La protection des renseignements personnels est importante. Un employé pourrait ne pas vouloir que son employeur soit au courant de renseignements médicaux de nature délicate. Il pourrait s’inquiéter du fait que si ces renseignements étaient communiqués, cela pourrait nuire à ses futures possibilités d’avancement. Les employeurs n’ont pas le droit de connaître les troubles médicaux de leur employé et la plupart ne veulent pas les connaître.

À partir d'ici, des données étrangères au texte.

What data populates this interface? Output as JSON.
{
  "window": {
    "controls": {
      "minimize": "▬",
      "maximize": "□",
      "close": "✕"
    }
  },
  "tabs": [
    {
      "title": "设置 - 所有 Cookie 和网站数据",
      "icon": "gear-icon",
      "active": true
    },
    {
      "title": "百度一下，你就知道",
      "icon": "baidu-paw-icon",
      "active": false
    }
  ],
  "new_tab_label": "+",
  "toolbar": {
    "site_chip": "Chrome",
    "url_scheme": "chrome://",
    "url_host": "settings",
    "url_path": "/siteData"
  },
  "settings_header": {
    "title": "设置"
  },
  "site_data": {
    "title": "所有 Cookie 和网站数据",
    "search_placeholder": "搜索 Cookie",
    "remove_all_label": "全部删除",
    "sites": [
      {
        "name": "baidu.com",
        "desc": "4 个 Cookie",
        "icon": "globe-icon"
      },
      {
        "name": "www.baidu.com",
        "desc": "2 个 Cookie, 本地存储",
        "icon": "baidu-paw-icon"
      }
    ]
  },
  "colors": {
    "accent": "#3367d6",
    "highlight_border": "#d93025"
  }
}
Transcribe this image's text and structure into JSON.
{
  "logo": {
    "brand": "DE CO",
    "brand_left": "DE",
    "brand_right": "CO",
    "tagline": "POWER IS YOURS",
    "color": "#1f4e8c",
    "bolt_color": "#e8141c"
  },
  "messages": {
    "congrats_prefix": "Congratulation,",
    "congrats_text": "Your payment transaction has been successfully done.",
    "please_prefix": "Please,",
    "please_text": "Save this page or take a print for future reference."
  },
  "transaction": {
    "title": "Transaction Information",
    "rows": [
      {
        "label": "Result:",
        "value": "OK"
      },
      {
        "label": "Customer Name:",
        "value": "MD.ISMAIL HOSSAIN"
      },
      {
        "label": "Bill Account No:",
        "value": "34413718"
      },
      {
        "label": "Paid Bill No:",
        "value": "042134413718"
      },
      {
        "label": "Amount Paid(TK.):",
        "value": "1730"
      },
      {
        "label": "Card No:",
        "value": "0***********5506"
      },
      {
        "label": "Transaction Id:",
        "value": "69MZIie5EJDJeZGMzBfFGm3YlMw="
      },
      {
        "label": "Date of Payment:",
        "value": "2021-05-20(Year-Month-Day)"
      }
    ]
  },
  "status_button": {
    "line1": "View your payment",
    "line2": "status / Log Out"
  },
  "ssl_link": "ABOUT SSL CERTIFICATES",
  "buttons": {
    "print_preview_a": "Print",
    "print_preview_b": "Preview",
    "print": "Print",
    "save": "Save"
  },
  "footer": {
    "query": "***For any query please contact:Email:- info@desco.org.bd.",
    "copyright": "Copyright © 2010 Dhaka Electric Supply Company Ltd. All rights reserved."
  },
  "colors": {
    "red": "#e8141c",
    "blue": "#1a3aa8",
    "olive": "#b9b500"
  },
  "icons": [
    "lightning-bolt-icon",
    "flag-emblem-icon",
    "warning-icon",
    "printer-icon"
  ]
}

Bien que les employeurs aient accès à des renseignements historiques sur les demandes de prestations, ils ont plus de difficulté à obtenir de l’information sur une demande active donnée. Puisque la réglementation porte également à interprétation, ce qui est divulgué et ce qui ne l’est pas, ainsi que le seuil minimum en matière d’accès à l’information peut varier d’un fournisseur à l’autre. En règle générale, le diagnostic est protégé, mais les restrictions et les limites, ainsi que le pronostic, peuvent être communiqués.

Une communication régulière entre l’employé et l’employeur, ainsi qu’entre l’employeur et le fournisseur, est importante. Les employeurs qui communiquent régulièrement avec un employé atteint d’invalidité sans demander de renseignements précis sur leur condition ou leur traitement sont plus en mesure de gérer les exigences en matière de capital humain tout en aidant l’employé à demeurer en lien avec son lieu de travail durant son absence.

Un fournisseur peut respecter les règlements en matière de protection des renseignements personnels tout en gérant les attentes de l’employeur en ce qui concerne la communication rapide de renseignements sur la durée de l’absence et les plans de retour au travail. En travaillant de concert avec le fournisseur de services de gestion de l’incapacité de l’employeur, il est plus facile de comprendre la position et les exigences de chacun.

Si un employé refuse de communiquer avec son employeur durant son absence, l’employeur peut avoir l’impression qu’on cherche à aller à son encontre. Cela peut représenter un problème lorsqu’il s’agit de demandes plus complexes, particulièrement lorsque l’employeur ne connaît pas les complications ni les obstacles liés à la guérison et que le fournisseur ne peut fournir plus d’information.

Bien que l’employé ait droit à la confidentialité de ses renseignements médicaux et qu’il ne soit pas obligé de communiquer de renseignements personnels à son employeur, il doit toutefois fournir assez d’information pour justifier sa demande de prestations d’invalidité ou d’aménagement du milieu de travail.

Cela dit, à moins que l’employeur ait une politique des RH en matière d’invalidité qui stipule le contraire, tant que l’employé demeure en contact avec le fournisseur, qu’il transmet les renseignements médicaux nécessaires pour justifier sa demande et qu’il participe aux traitements prescrits, il n’est pas dans l’obligation de tenir son employeur au courant.

La réglementation relative à la protection des renseignements personnels ne disparaîtra pas et il ne semble pas vraisemblable qu’on ait un jour une approche normalisée en matière de divulgation de l’information. La meilleure façon pour les employeurs de gérer les demandes de prestations d’invalidité demeure l’établissement d’une relation de collaboration avec leur fournisseur au moyen de communications régulières. Ainsi, ils peuvent s’assurer que les exigences en matière de protection des renseignements personnels sont respectées et qu’ils reçoivent ce dont ils ont besoin pour gérer leurs effectifs.